Hillary 3% more than Trump on average refers to "results of the polls and surveys"
One is a derivative of the other + additional data. One has a bigger margin of error.
I know that this is % chance to win, but it was literally the first link in google, new york times.
My argument is that there were polls like that, not all of them... and i understand people can be wrong but i doubt ever in the history of polling for the US president has there been such quantity of just wrong not even close polling result pulled out of some reporters ass as this one. And supposedly the techniques and sample sizes and amounts of polls have only increased.

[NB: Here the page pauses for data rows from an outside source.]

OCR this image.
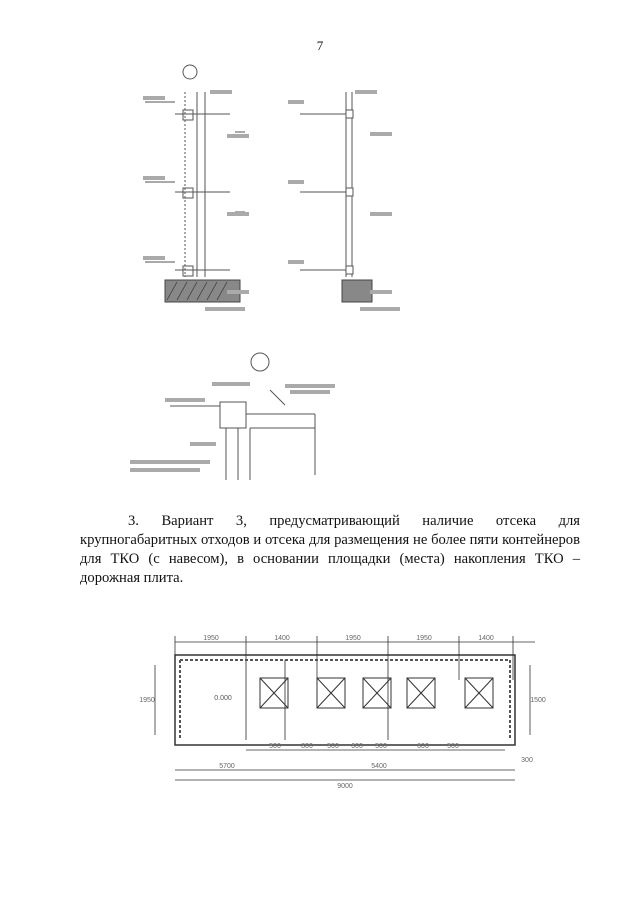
7
3. Вариант 3, предусматривающий наличие отсека для крупногабаритных отходов и отсека для размещения не более пяти контейнеров для ТКО (с навесом), в основании площадки (места) накопления ТКО – дорожная плита.
1950	1400	1950	1950	1400
0.000
500	800 500 600 500	600	500
5700	5400
9000
1950	1500
300
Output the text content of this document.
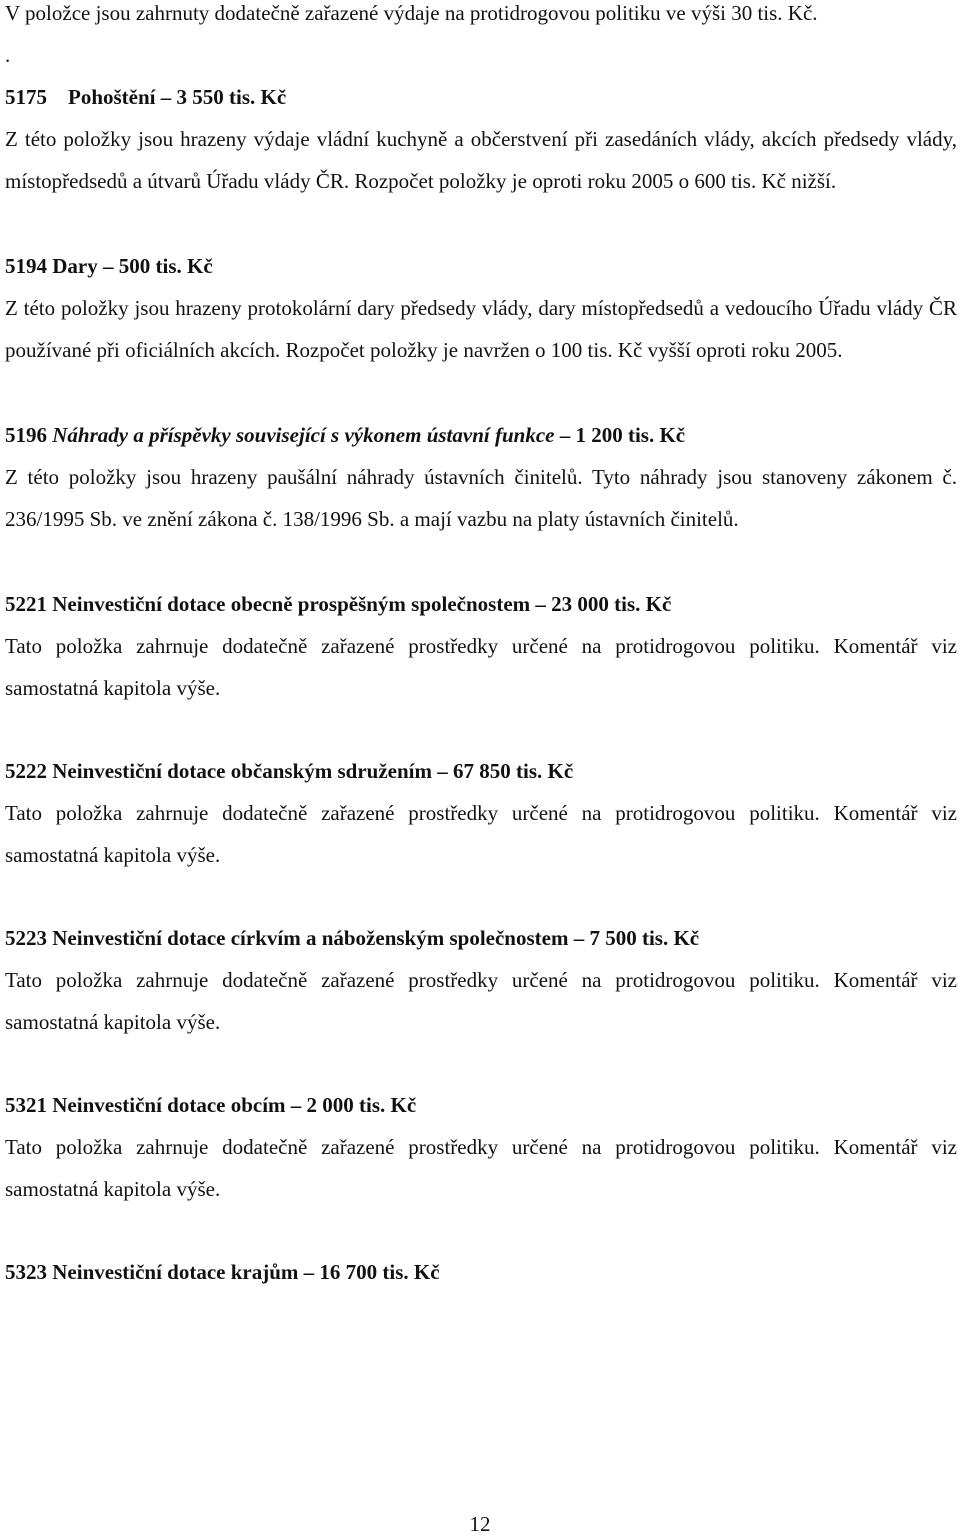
V položce jsou zahrnuty dodatečně zařazené výdaje na protidrogovou politiku ve výši 30 tis. Kč.
.
5175    Pohoštění – 3 550 tis. Kč
Z této položky jsou hrazeny výdaje vládní kuchyně a občerstvení při zasedáních vlády, akcích předsedy vlády, místopředsedů a útvarů Úřadu vlády ČR. Rozpočet položky je oproti roku 2005 o 600 tis. Kč nižší.
5194 Dary – 500 tis. Kč
Z této položky jsou hrazeny protokolární dary předsedy vlády, dary místopředsedů a vedoucího Úřadu vlády ČR používané při oficiálních akcích. Rozpočet položky je navržen o 100 tis. Kč vyšší oproti roku 2005.
5196 Náhrady a příspěvky související s výkonem ústavní funkce – 1 200 tis. Kč
Z této položky jsou hrazeny paušální náhrady ústavních činitelů. Tyto náhrady jsou stanoveny zákonem č. 236/1995 Sb. ve znění zákona č. 138/1996 Sb. a mají vazbu na platy ústavních činitelů.
5221 Neinvestiční dotace obecně prospěšným společnostem – 23 000 tis. Kč
Tato položka zahrnuje dodatečně zařazené prostředky určené na protidrogovou politiku. Komentář viz samostatná kapitola výše.
5222 Neinvestiční dotace občanským sdružením – 67 850 tis. Kč
Tato položka zahrnuje dodatečně zařazené prostředky určené na protidrogovou politiku. Komentář viz samostatná kapitola výše.
5223 Neinvestiční dotace církvím a náboženským společnostem – 7 500 tis. Kč
Tato položka zahrnuje dodatečně zařazené prostředky určené na protidrogovou politiku. Komentář viz samostatná kapitola výše.
5321 Neinvestiční dotace obcím – 2 000 tis. Kč
Tato položka zahrnuje dodatečně zařazené prostředky určené na protidrogovou politiku. Komentář viz samostatná kapitola výše.
5323 Neinvestiční dotace krajům – 16 700 tis. Kč
12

Im not claiming fraud or anything, but undoubtedly some people deserved some real stern talk over the future of their career. Stuff like this would flip elections under the right condition.
https://www.nytimes.com/interactive/2016/upshot/presidential-polls-forecast.html
Yeah, and they were wrong. As were pretty much everyone.
Here's a follow-up by the nytimes you should read, since you seem to be pulling out of your ass the idea that polling is pulled "out of some reporters ass."
It's a fucking massive article btw.
https://www.nytimes.com/2017/05/31/upshot/a-2016-review-why-key-state-polls-were-wrong-about-trump.html
At least three key types of error have emerged as likely contributors to the pro-Clinton bias in pre-election surveys. Undecided voters broke for Mr. Trump in the final days of the race, or in the voting booth. Turnout among Mr. Trump’s supporters was somewhat higher than expected. And state polls, in particular, understated Mr. Trump’s support in the decisive Rust Belt region, in part because those surveys did not adjust for the educational composition of the electorate — a key to the 2016 race.
There’s nothing pollsters can do, for example, if undecided voters break for one candidate in the final hours. Even an error that puts more blame on the pollsters might be acceptable, provided it can be fixed.
A postelection survey by Pew Research, and another by Global Strategy Group, a Democratic firm, re-contacted people who had taken their polls before the election. They found that undecided and minor-party voters broke for Mr. Trump by a considerable margin — far more than usual. Similarly, the exit polls found that late-deciding voters supported Mr. Trump by a considerable margin in several critical states. These three results imply that late movement boosted Mr. Trump by a modest margin, perhaps around two points.
It’s hard to make a general statement about whether pollsters’ likely-voter screens, which try to determine which voters are likely to turn out, were biased toward Mrs. Clinton, since there are many different kinds of such screens.
Education was a huge driver of presidential vote preference in the 2016 election, but many pollsters did not adjust their samples — a process known as weighting — to make sure they had the right number of well-educated or less educated respondents.
https://i.imgur.com/fj0diVi.png
So the polls were very inaccurate, yes, that's my point, i agree.
Arguing with blizzerd over 2016 polls this place is fucking purgatory.
My objection was to the "pollsters pulling things out of their ass" idiocy. These people have forgotten more about polling and surveys than you will ever know, so at least a modicum of "hey maybe they aren't all incompetent sperglords" is in order.